Trabalhamos durante o período de um ano à espera do Júri. Durante muitas sessões incentivei que ele resgatasse os próprios valores e convicções. Também promovia reflexões para que enfrentasse a dor como oportunidade de aprendizado e transformação pessoal. Sugeria exercícios com objetivo de trabalhar os pensamentos automáticos negativos de que ele não seria capaz de enfrentar o júri. Aos poucos foi acontecendo o fortalecimento do processo terapêutico, como uma incipiente mudança de crença, que veio acompanhada com a melhora emocional e a possibilidade de diminuição do uso de medicamentos.
Durante o processo terapêutico, ele era incentivado a vivenciar mais intensamente o seu o dia a dia e não apenas ficar restrito à massacrante espera. Seus papéis pessoais e familiares foram fortalecidos e, aos poucos, pode buscar alguns momentos de prazer, que ajudaram a reduzir a depressão. Quando a data do Júri foi marcada decidimos, entre o paciente e advogados, que eu acompanharia a preparação e o julgamento. Desta forma, o trabalho terapêutico seguiu em parceria com a equipe jurídica.
Este foi um momento muito importante pois, devido à estrutura de personalidade do paciente, existia um receio que ele tivesse um episódio de “congelamento” durante seu interrogatório e não conseguisse depor de forma satisfatória. Para enfrentar uma possível paralisia, pensamos em algumas estratégias. O trabalho psicológico aconteceu também durante algumas reuniões com os advogados, de forma a ajudar o paciente a se sentir mais seguro. Neste momento, já se notava uma equipe alinhada, procurando dar o suporte necessário para que ele enfrentasse o dia esperado.

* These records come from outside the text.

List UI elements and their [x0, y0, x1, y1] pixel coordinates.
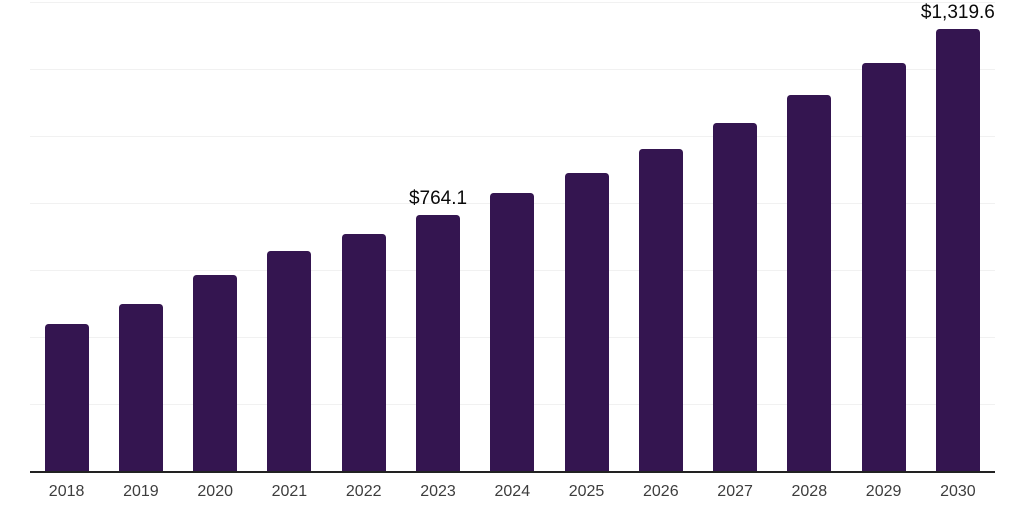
bar-2029: [861, 62, 906, 472]
bar-2020: [193, 274, 238, 472]
bar-value-label: $1,319.6: [920, 2, 995, 24]
x-tick-label: 2021: [271, 483, 308, 500]
gridline: [29, 1, 995, 3]
bar-2021: [267, 251, 312, 472]
bar-2026: [638, 149, 683, 472]
bar-2018: [44, 323, 89, 472]
x-tick-label: 2026: [643, 483, 679, 500]
gridline: [29, 68, 995, 70]
x-tick-label: 2028: [791, 483, 828, 500]
bar-2023: [416, 215, 460, 472]
x-tick-label: 2030: [940, 483, 976, 500]
x-tick-label: 2019: [123, 483, 159, 500]
x-tick-label: 2025: [568, 483, 605, 500]
bar-2024: [490, 193, 535, 472]
bar-2019: [118, 303, 163, 472]
x-tick-label: 2023: [420, 483, 456, 500]
x-tick-label: 2020: [197, 483, 233, 500]
x-tick-label: 2024: [494, 483, 531, 500]
x-tick-label: 2029: [865, 483, 902, 500]
bar-2022: [341, 233, 386, 472]
x-axis-line: [29, 470, 995, 473]
x-tick-label: 2018: [48, 483, 85, 500]
x-tick-label: 2022: [345, 483, 382, 500]
bar-2028: [787, 94, 832, 472]
bar-2030: [935, 29, 980, 472]
bar-2025: [564, 172, 609, 472]
x-tick-label: 2027: [717, 483, 753, 500]
bar-value-label: $764.1: [408, 188, 468, 210]
bar-2027: [713, 122, 758, 472]
gridline: [29, 135, 995, 137]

Chegado o dia esperado. Ficou definido que, durante o júri, eu seria um apoio para a família do réu, seus filhos e cônjuge. O fato dele saber que eu estaria com sua família o deixou menos preocupado e com mais segurança para usar todos os seus recursos psicológicos consigo mesmo. Durante o júri, portanto, eu estive ao lado da família o tempo todo. Nos intervalos, os advogados solicitavam permissão ao juiz que, com atitude humanizada, autorizava para que eu pudesse dar apoio ao paciente na sala dos réus, onde ele permanecia com policiais, sem manter contato com outras pessoas. Estas intervenções de apoio ajudavam o réu a manter sua crença positiva que conseguiria enfrentar a situação, independente do resultado final.
Durante o Júri, ainda que não fosse o objetivo principal de meu trabalho, foi possível apoiar também os advogados, que mantinham seu trabalho com um nível de pressão bastante elevado. O resultado foi muito positivo. O Júri Popular absolveu o réu da acusação, o que causou uma grande comoção do tribunal. Após esta rica experiência pessoal, refletimos sobre as possibilidades do trabalho do psicólogo junto aos réus. O apoio psicológico pode ser um facilitador para que o réu possa exercer o seu direito de defesa, com a possibilidade de controle emocional, a partir de um longo trabalho de base.
O papel do psicólogo nesta situação se estendeu além do setting terapêutico, dando suporte ao paciente na condição de réu, à família e aos advogados. Importante registrar que, neste caso, o réu teve o benefício do apoio psicológico porque teve condições de arcar com este serviço. Considerando que todos têm direito à defesa e a presunção da inocência deve imperar, uma sugestão democrática, ainda que utópica, seria se o estado pudesse disponibilizar este serviço aos acusados e suas famílias.